这是 Datasette... 完全在您的网络浏览器中使用 WebAssembly 和 Pyodide 运行！

https://lite.datasette.io/

加载 SQLite、CSV 和 JSON 数据

安装插件

添加 ?install=name-of-plugin 即可将该插件 pip install 到您的浏览器环境中！

这仅适用于部分插件。

https://lite.datasette.io/?install=datasette-copyable&json=https://gist.github.com/simonw/73d15c0dd1025d1196829740bacf4464

进一步阅读

进阶 SQL

聚合

最简单的聚合形式是 Datasette 用于实现其 Faceting 功能的形式。

select
  party,
  count(*)
from
  executive_terms
where
  type = 'prez'
group by
  party

在此处尝试该查询.

group by 创建行组，然后聚合函数计算整个组的值。

最常用的聚合函数是

count(*) - 计算每组中的行数
max(column) - 列的最大值
min(column) - 列的最小值
sum(column) - 列中值的总和

这里是来自RedPajama-Data-1T LLM 训练集包含什么内容的 sum() 和 count() 示例

select
  top_folders,
  sum(size_gb) as total_gb,
  count(*) as num_files
from raw
group by top_folders
order by sum(size_gb) desc

在 Datasette Lite 中运行.

将 total_gb 行更改为这样，以便将其四舍五入到最接近的整数

  cast (sum(size_gb) as integer) as total_gb,

子查询

SQLite 对子查询有出色的支持。您可以在 where X in 子句中使用它们

select html_url from releases where repo in (
  select id from repos where full_name in (
    select repo from plugin_repos
  )
)
order by created_at desc

在 datasette.io 上运行。有时我觉得它们比 joins 更易读！

您也可以直接在 select 子句中使用它们

select
  full_name,
  (
    select
      html_url
    from
      releases
    where
      releases.repo = repos.id
    order by
      created_at desc
    limit
      1
  ) as latest_release
from
  repos

在此处运行.

CTEs (公用表表达式)

CTE 是一个极其强大功能的糟糕命名。它代表 Common Table Expressions（公用表表达式）。可以将其视为在查询执行期间为临时表创建别名的方式。

with presidents as (
  select
    executives.name
  from
    executive_terms
    join executives
      on executive_terms.executive_id = executives.id
  where
    executive_terms.type = 'prez'
),
vice_presidents as (
  select
    executives.name
  from
    executive_terms
    join executives
      on executive_terms.executive_id = executives.id
  where
    executive_terms.type = 'viceprez'
)
select
  distinct name
from
  presidents
where name in vice_presidents

在此处尝试此 CTE 查询.

JSON

SQLite 内置了出色的 JSON 功能。将 JSON 存储在 text 列中，您可以使用 json_extract() 查询它 - 您也可以在 select 查询中构建 JSON 值。

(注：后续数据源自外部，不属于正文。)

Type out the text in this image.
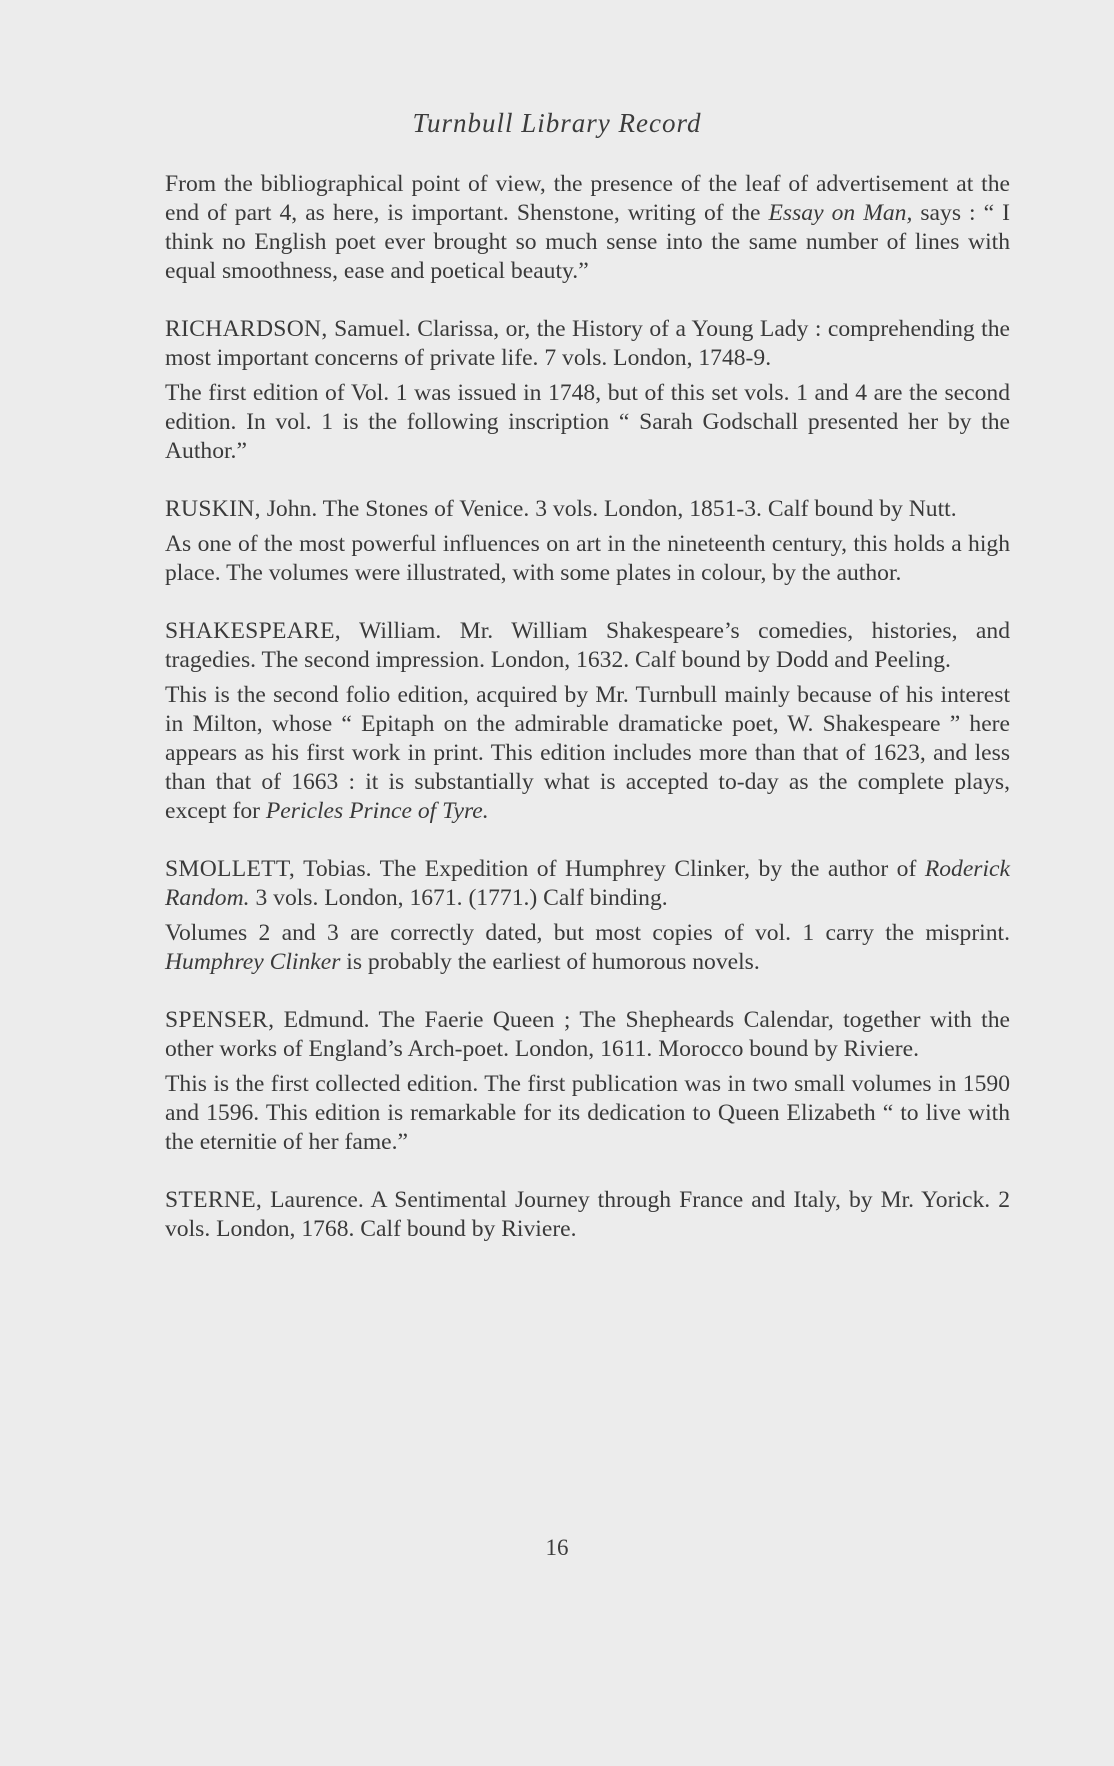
Turnbull Library Record

From the bibliographical point of view, the presence of the leaf of advertisement at the end of part 4, as here, is important. Shenstone, writing of the Essay on Man, says : “ I think no English poet ever brought so much sense into the same number of lines with equal smoothness, ease and poetical beauty.”

RICHARDSON, Samuel. Clarissa, or, the History of a Young Lady : comprehending the most important concerns of private life. 7 vols. London, 1748-9.

The first edition of Vol. 1 was issued in 1748, but of this set vols. 1 and 4 are the second edition. In vol. 1 is the following inscription “ Sarah Godschall presented her by the Author.”

RUSKIN, John. The Stones of Venice. 3 vols. London, 1851-3. Calf bound by Nutt.

As one of the most powerful influences on art in the nineteenth century, this holds a high place. The volumes were illustrated, with some plates in colour, by the author.

SHAKESPEARE, William. Mr. William Shakespeare’s comedies, histories, and tragedies. The second impression. London, 1632. Calf bound by Dodd and Peeling.

This is the second folio edition, acquired by Mr. Turnbull mainly because of his interest in Milton, whose “ Epitaph on the admirable dramaticke poet, W. Shakespeare ” here appears as his first work in print. This edition includes more than that of 1623, and less than that of 1663 : it is substantially what is accepted to-day as the complete plays, except for Pericles Prince of Tyre.

SMOLLETT, Tobias. The Expedition of Humphrey Clinker, by the author of Roderick Random. 3 vols. London, 1671. (1771.) Calf binding.

Volumes 2 and 3 are correctly dated, but most copies of vol. 1 carry the misprint. Humphrey Clinker is probably the earliest of humorous novels.

SPENSER, Edmund. The Faerie Queen ; The Shepheards Calendar, together with the other works of England’s Arch-poet. London, 1611. Morocco bound by Riviere.

This is the first collected edition. The first publication was in two small volumes in 1590 and 1596. This edition is remarkable for its dedication to Queen Elizabeth “ to live with the eternitie of her fame.”

STERNE, Laurence. A Sentimental Journey through France and Italy, by Mr. Yorick. 2 vols. London, 1768. Calf bound by Riviere.

16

使用 JSON 在单个 SQL 查询中返回相关行展示了一些您可以用此实现的进阶技巧。

select
  legislators.id,
  legislators.name,
  json_group_array(json_object(
    'type', legislator_terms.type,
    'state', legislator_terms.state,
    'start', legislator_terms.start,
    'end', legislator_terms.end,
    'party', legislator_terms.party
   )) as terms,
   count(*) as num_terms
from
  legislators join legislator_terms on legislator_terms.legislator_id = legislators.id
  group by legislators.id
order by
  id
limit
  10

运行该查询.

Paul Ford 关于 SQLite 的 JSON 支持曾说过

JSON 接口就像，“我们保存文本，当您检索时，我们以每秒数百兆字节的速度解析 JSON，并让您对其进行路径查询，请不要过度思考，这就像文件柜一样。”

窗口函数

我想运行一个查询，该查询将返回以下内容

仓库名称
该仓库最新发布的日期（releases 表与 repos 表是多对一关系）
总发布数量
最近三次发布（作为 JSON 对象数组）

with cte as (
  select
    repos.full_name,
    releases.created_at,
    releases.id as rel_id,
    releases.name as rel_name,
    releases.created_at as rel_created_at,
    rank() over (partition by repos.id order by releases.created_at desc) as rel_rank
  from repos
    left join releases on releases.repo = repos.id
)
select
  full_name,
  max(created_at) as max_created_at,
  count(rel_id) as releases_count,
  json_group_array(
    json_object(
      'id', rel_id,
      'name', rel_name,
      'created_at', rel_created_at
    )
  ) filter (where rel_id is not null and rel_rank <= 3) as recent_releases
from cte
group by full_name
order by releases_count desc

在此处运行该查询.

运行这个较小的查询有助于展示 rel_rank 列的作用

with cte as (
  select
    repos.full_name,
    releases.created_at,
    releases.id as rel_id,
    releases.name as rel_name,
    releases.created_at as rel_created_at,
    rank() over (partition by repos.id order by releases.created_at desc) as rel_rank
  from repos
    left join releases on releases.repo = repos.id
)
select * from cte

烘焙数据

烘焙数据架构模式描述了这种方法，这是充分利用 SQLite 和 Datasette 的关键。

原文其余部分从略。